Studies on biomarkers of aging have looked for changes in cells, hormones, genes, and even behaviors to find a predictor of the rate of aging.

One target that has been looked at is the central nervous system (consisting of the brain and spinal cord). Computerized tomography (CT) scans can be used to look for changes in the brain that may serve as biomarkers of aging. For example, the brain shrinks with age. This does not mean that brain cells necessarily die, but rather they become smaller in size and volume. Some research has been done to find out if brain shrinkage in certain areas may underlie the changes in function that occur with age. So far, brain function and age have proved too complex to produce reliable biomarkers.
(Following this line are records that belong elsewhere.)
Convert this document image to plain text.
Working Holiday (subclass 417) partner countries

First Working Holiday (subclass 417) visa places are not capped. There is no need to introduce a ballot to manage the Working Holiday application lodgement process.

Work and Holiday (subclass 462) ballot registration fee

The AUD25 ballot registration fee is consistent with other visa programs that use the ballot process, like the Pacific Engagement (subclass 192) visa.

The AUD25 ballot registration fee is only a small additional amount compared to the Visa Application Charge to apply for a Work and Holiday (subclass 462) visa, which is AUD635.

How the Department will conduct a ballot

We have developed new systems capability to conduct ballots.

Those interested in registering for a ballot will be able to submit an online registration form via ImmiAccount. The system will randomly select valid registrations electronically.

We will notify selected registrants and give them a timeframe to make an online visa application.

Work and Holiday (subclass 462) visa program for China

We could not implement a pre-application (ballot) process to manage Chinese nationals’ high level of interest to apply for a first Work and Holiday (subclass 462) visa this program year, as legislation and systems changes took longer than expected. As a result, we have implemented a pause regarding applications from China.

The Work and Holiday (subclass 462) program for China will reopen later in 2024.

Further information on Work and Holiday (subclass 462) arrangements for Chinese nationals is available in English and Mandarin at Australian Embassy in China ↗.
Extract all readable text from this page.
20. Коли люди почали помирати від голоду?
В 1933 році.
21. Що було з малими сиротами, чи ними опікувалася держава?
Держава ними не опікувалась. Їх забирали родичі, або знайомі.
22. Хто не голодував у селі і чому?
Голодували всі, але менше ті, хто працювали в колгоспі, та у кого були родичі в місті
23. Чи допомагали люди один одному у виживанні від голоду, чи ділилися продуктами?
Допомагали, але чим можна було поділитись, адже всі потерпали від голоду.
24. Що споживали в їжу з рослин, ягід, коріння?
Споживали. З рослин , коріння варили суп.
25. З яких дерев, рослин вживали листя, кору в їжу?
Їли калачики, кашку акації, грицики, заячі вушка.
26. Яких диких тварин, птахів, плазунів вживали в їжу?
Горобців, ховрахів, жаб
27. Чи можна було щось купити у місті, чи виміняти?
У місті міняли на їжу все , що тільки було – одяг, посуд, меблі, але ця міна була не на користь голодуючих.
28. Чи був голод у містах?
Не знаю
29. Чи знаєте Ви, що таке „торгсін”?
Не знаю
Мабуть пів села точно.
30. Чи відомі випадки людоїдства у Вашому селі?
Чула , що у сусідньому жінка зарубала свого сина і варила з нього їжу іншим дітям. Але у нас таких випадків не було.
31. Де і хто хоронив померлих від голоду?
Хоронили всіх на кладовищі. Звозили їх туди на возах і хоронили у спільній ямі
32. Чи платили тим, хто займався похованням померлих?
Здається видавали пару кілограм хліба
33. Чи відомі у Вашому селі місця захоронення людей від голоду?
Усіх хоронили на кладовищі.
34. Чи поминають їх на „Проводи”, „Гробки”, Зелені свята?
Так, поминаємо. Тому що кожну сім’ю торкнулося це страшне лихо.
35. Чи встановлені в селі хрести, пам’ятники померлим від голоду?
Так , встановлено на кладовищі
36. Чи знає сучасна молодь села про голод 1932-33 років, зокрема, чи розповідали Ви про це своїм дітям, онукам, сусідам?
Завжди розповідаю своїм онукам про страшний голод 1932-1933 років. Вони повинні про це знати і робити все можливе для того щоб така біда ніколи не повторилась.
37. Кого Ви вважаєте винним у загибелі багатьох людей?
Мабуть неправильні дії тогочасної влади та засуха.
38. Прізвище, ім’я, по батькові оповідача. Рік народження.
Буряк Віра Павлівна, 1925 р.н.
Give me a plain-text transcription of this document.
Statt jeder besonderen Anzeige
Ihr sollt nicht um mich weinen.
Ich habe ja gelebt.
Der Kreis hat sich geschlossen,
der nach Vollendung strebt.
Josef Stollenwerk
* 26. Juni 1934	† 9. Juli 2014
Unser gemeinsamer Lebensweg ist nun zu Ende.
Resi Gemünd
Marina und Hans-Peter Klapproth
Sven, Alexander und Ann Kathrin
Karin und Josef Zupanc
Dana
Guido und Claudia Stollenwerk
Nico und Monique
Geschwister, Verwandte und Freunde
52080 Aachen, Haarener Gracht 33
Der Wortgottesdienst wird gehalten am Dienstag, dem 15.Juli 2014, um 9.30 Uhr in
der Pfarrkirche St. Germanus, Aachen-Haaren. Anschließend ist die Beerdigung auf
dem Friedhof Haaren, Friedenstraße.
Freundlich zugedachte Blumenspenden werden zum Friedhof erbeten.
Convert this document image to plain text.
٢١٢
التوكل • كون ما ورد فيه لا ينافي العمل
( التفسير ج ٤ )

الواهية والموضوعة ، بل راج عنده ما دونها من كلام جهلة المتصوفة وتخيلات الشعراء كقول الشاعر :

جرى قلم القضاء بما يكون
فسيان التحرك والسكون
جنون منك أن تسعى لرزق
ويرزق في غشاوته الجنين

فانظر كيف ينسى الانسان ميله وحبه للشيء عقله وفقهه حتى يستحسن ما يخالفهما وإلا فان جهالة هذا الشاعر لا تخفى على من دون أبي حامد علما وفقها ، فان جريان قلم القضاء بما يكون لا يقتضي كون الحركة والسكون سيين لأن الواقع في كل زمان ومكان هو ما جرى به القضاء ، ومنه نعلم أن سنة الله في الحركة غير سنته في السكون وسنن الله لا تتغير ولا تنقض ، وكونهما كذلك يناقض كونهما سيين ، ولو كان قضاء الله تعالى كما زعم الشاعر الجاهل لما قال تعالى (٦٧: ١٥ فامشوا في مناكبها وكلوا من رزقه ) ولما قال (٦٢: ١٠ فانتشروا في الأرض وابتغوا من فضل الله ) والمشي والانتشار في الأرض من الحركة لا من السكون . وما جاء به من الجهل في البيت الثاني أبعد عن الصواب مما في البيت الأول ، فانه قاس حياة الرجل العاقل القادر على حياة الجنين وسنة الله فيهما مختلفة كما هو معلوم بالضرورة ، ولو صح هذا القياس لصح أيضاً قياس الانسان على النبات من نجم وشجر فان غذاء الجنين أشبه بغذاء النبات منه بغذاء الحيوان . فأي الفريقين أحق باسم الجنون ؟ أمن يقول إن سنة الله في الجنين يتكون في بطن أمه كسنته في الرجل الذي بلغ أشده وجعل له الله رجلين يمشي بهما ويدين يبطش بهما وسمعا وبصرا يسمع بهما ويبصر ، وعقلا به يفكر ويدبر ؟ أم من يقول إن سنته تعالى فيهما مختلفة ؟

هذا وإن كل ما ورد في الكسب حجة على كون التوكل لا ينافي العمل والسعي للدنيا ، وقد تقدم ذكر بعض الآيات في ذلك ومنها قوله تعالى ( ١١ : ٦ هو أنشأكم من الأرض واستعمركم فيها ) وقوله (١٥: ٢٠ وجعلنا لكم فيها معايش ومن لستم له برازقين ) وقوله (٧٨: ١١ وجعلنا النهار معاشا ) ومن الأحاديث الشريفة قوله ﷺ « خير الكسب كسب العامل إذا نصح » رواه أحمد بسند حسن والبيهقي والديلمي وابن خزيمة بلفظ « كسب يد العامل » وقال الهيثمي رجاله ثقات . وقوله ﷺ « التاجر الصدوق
Age at menopause has been suggested as a possible biomarker of aging for women. One study showed that women who had early menopause (before age 44) had shorter life spans than women who experienced menopause at ages 50 to 54. This suggests that the ovaries play a role in directing the overall aging process. But this requires further study.

At the level of cells, a potential biomarker of aging is length of telomeres. Within each cell, there are chromosomes, and at the ends of each chromosome are telomeres. Each time a cell divides, telomeres become shorter. After a certain number of cell divisions, the telomeres become too short to allow the cell to continue to divide, at which point the cell dies. Therefore, cells have a limited life span. One proposed biomarker of aging would be a test to detect telomere length.

However, the telomere story is complicated. For example, an enzyme called telomerase helps to keep telomeres from becoming too short. And the effect of telomere length and aging differs in different parts of the body, so, like other possible biomarkers discusses, telomeres' exact relationship to the body or organism's life span bears further inquiry.